Points to note when you are fund raising:
1. Do your homework — Your job is to get your fund raising materials (deck, financials) to a level that is ready to be communicated and consumed. It will constantly be updated as you move along in your business as well as while you are pitching. Research your target investors really well to better optimise conversion rates (which stage and average check size, geography (your beach head market vs your eventual markets), sectors, do they lead or follow, post investment engagement with the company etc.).

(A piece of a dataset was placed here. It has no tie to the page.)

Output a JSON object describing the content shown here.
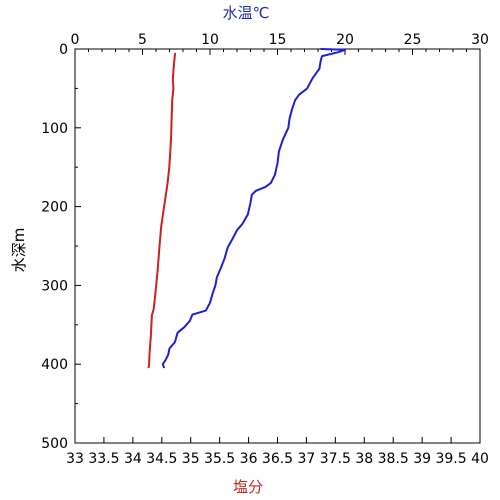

2. Have a different mindset from selling — Your job is to get your “nos” as quickly as you can as you go down the list of investors to reach out to as opposed to trying to convince an investor and wrestle them down to a “yes”. Investors know what they like to invest in, that is their day job. From your own research and interviews with founders who received investments from investors, you are only maybe 70% of the way there as far as you how much you know an investor and what do they like to invest in “at this time”, it will never be apparent.

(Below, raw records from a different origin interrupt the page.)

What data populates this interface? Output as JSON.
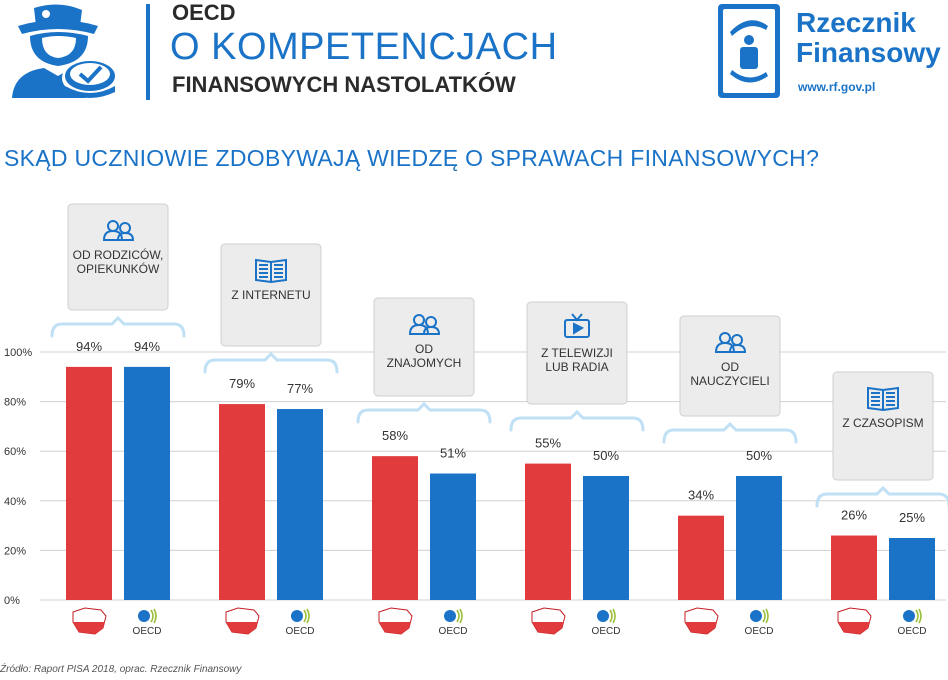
{
  "header": {
    "title_line1": "OECD",
    "title_line2": "O KOMPETENCJACH",
    "title_line3": "FINANSOWYCH NASTOLATKÓW",
    "brand_name": "Rzecznik Finansowy",
    "brand_url": "www.rf.gov.pl"
  },
  "question": "SKĄD UCZNIOWIE ZDOBYWAJĄ WIEDZĘ O SPRAWACH FINANSOWYCH?",
  "source": "Źródło: Raport PISA 2018, oprac. Rzecznik Finansowy",
  "colors": {
    "poland": "#e23b3e",
    "oecd": "#1a73c7",
    "accent": "#1a73c7"
  },
  "chart_data": {
    "type": "bar",
    "categories": [
      {
        "label_lines": [
          "OD RODZICÓW,",
          "OPIEKUNKÓW"
        ],
        "icon": "people-icon"
      },
      {
        "label_lines": [
          "Z INTERNETU"
        ],
        "icon": "book-icon"
      },
      {
        "label_lines": [
          "OD",
          "ZNAJOMYCH"
        ],
        "icon": "people-icon"
      },
      {
        "label_lines": [
          "Z TELEWIZJI",
          "LUB RADIA"
        ],
        "icon": "tv-icon"
      },
      {
        "label_lines": [
          "OD",
          "NAUCZYCIELI"
        ],
        "icon": "people-icon"
      },
      {
        "label_lines": [
          "Z CZASOPISM"
        ],
        "icon": "book-icon"
      }
    ],
    "series": [
      {
        "name": "Poland",
        "legend": "poland-map-icon",
        "values": [
          94,
          79,
          58,
          55,
          34,
          26
        ],
        "labels": [
          "94%",
          "79%",
          "58%",
          "55%",
          "34%",
          "26%"
        ]
      },
      {
        "name": "OECD",
        "legend": "OECD",
        "values": [
          94,
          77,
          51,
          50,
          50,
          25
        ],
        "labels": [
          "94%",
          "77%",
          "51%",
          "50%",
          "50%",
          "25%"
        ]
      }
    ],
    "yticks": [
      "0%",
      "20%",
      "40%",
      "60%",
      "80%",
      "100%"
    ],
    "ylim": [
      0,
      100
    ],
    "grid": true
  }
}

3. Start with 3 warm up pitches followed by 7 ones — Use the first 3 pitches to hone your real-time pitch down, have a cofounder be in the room as well to jot down frequently asked questions and watch for any visual cues that signals that your pitch is weak or strong. If you get 10 straight rejections, stop fund raising and regroup with your team, advisers/investors and find out what is wrong. Sometimes its you, the targeted investors, or its because the investment environment has changed. Find out the cause and tweak (A/B test it) your approach again. Sometimes you need to hit a different set of investors to talk to, and most times it is not your pitch style or flow. And of course, there are times when the reason is you. But trust me, there are enough investors out there now to invest in all types of founders, so just keep going.